The "draft law" proposes an amendment to Sweden's existing payments legislation, an update that would see all national bank branches offering cash services, thereby ensuring financial inclusion and resilience against connectivity failures.
"It's more or less the same as not giving so much thought to your health as long as you’re healthy. But once you get sick, it becomes almost the only thing you can think about. Our system for payments is similar..."
Warnings came primarily from Sveriges Riksbank, the central bank that expressed a desire for an obligation to accept cash backed by own findings on the irreplaceable role cash holds for the tech-averse and as a backup to electronic payments.

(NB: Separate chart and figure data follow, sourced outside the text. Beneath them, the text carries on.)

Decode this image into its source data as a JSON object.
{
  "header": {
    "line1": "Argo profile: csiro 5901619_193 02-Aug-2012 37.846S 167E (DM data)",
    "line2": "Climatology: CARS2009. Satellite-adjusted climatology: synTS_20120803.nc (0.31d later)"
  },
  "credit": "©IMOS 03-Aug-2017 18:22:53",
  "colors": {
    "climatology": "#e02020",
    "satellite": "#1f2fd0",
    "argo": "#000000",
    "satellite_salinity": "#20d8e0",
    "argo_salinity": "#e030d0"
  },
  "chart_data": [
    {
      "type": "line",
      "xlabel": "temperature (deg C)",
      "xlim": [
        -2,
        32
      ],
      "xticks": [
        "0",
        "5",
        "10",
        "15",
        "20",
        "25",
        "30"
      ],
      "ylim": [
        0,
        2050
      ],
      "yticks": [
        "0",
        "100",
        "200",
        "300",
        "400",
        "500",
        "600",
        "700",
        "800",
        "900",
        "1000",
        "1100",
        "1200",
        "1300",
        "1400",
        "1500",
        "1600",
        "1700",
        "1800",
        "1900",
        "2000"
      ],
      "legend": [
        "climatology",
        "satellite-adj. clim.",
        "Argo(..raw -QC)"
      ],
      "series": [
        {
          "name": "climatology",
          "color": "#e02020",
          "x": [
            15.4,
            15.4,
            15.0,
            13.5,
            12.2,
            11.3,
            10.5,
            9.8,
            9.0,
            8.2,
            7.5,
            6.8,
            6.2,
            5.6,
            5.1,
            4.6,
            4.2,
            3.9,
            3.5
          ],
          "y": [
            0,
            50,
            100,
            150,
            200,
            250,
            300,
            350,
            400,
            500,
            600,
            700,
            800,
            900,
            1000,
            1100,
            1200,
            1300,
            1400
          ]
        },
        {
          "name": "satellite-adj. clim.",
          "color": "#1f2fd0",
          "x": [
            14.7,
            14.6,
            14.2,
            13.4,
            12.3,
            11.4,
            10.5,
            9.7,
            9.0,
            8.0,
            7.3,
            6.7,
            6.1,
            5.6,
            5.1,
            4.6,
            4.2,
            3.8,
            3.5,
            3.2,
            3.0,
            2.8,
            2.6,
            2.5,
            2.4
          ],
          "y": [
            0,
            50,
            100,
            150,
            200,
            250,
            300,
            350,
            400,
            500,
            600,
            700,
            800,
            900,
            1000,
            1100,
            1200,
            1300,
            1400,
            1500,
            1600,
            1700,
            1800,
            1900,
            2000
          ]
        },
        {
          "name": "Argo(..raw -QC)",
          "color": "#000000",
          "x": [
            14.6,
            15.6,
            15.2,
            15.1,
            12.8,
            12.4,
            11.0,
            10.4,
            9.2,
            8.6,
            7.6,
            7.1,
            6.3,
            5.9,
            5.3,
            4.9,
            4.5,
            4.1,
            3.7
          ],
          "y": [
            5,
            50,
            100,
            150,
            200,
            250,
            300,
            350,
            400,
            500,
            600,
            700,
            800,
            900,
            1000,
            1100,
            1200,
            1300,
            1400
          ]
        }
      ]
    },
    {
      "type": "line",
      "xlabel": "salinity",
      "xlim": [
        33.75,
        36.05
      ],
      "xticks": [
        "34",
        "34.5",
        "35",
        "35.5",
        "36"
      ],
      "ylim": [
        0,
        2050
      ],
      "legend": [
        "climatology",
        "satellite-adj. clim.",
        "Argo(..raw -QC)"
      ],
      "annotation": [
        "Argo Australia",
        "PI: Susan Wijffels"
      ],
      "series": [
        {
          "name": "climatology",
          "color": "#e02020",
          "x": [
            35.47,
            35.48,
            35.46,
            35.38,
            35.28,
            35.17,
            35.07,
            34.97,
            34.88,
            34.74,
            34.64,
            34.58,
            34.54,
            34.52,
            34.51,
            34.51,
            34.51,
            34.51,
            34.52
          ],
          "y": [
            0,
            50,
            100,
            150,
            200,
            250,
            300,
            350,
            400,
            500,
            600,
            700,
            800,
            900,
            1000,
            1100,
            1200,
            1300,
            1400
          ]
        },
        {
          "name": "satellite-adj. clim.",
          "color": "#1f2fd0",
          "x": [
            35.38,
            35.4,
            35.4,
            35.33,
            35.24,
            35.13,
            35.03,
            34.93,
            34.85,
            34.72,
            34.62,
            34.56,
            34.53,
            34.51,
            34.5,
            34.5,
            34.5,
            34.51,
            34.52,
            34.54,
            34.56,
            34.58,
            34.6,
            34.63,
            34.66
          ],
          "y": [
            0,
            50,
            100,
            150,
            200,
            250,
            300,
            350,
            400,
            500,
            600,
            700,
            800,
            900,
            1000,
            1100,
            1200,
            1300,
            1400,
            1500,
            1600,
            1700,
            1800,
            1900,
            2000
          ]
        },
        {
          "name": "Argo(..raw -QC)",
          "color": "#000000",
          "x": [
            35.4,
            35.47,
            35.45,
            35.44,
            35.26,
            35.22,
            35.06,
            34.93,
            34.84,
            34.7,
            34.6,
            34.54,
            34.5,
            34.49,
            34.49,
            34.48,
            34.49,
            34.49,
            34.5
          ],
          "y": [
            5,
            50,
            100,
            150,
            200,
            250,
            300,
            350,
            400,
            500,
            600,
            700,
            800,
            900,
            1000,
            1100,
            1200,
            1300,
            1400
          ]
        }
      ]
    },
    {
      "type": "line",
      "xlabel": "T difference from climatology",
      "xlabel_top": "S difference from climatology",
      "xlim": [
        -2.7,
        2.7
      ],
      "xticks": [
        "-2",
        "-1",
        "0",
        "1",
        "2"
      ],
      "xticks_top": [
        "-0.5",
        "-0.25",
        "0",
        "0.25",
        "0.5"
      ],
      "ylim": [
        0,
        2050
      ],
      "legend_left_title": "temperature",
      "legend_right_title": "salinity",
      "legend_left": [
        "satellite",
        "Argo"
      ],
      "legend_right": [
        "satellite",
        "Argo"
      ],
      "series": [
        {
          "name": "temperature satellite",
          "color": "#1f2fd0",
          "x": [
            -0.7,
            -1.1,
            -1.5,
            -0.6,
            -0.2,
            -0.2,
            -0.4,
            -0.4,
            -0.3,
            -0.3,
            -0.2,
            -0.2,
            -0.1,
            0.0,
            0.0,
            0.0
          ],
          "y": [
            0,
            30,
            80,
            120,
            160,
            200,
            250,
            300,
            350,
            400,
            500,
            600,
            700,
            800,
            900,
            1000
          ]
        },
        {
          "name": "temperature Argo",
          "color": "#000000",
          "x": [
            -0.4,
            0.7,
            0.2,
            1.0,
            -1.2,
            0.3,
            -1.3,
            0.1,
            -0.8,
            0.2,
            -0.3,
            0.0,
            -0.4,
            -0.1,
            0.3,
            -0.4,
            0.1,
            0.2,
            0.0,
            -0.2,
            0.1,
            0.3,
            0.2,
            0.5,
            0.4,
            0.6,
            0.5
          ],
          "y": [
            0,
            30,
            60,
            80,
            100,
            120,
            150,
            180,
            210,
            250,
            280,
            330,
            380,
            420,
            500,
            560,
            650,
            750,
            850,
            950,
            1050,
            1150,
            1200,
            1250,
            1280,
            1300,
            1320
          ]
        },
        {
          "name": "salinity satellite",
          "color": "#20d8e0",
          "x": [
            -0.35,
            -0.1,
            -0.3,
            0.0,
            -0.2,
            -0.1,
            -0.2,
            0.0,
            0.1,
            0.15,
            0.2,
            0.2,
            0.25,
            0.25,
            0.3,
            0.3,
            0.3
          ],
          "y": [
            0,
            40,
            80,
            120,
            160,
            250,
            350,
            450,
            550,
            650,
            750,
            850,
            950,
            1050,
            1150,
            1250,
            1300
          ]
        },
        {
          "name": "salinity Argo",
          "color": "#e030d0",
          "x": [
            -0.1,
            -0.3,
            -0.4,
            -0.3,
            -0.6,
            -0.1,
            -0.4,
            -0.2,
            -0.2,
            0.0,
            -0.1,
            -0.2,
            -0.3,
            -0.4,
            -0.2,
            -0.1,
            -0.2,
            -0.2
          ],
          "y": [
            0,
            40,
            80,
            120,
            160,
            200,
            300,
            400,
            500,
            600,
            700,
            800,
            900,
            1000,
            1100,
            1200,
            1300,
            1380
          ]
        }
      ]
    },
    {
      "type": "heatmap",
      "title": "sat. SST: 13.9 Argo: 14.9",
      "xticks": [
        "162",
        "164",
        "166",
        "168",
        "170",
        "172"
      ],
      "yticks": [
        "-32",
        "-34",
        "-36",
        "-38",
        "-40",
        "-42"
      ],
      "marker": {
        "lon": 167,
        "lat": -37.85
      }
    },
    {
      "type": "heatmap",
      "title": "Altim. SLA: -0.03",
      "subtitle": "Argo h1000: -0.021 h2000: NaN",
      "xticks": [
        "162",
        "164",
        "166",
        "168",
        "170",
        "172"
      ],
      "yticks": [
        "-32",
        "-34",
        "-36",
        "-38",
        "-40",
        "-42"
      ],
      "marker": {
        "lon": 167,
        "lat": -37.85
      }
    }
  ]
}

Ultimately, the ECB welcomes Sweden's law amendments but hopes for clarification on how the law would impact foreign bank branches across the country.
"The ECB also welcomes the core objectives of the draft law, namely to facilitate the continued use of cash in Swedish society by ensuring an adequate level of access to cash services throughout Sweden."
Time will tell if those following Sweden's cashless example will also take note of Sweden's recommitment to safeguarding cash, now that the European Central Bank welcomes the move. After all, encouraging advancement in FinTech should never be at the expense of giving up the only truly universal and resilient payment form.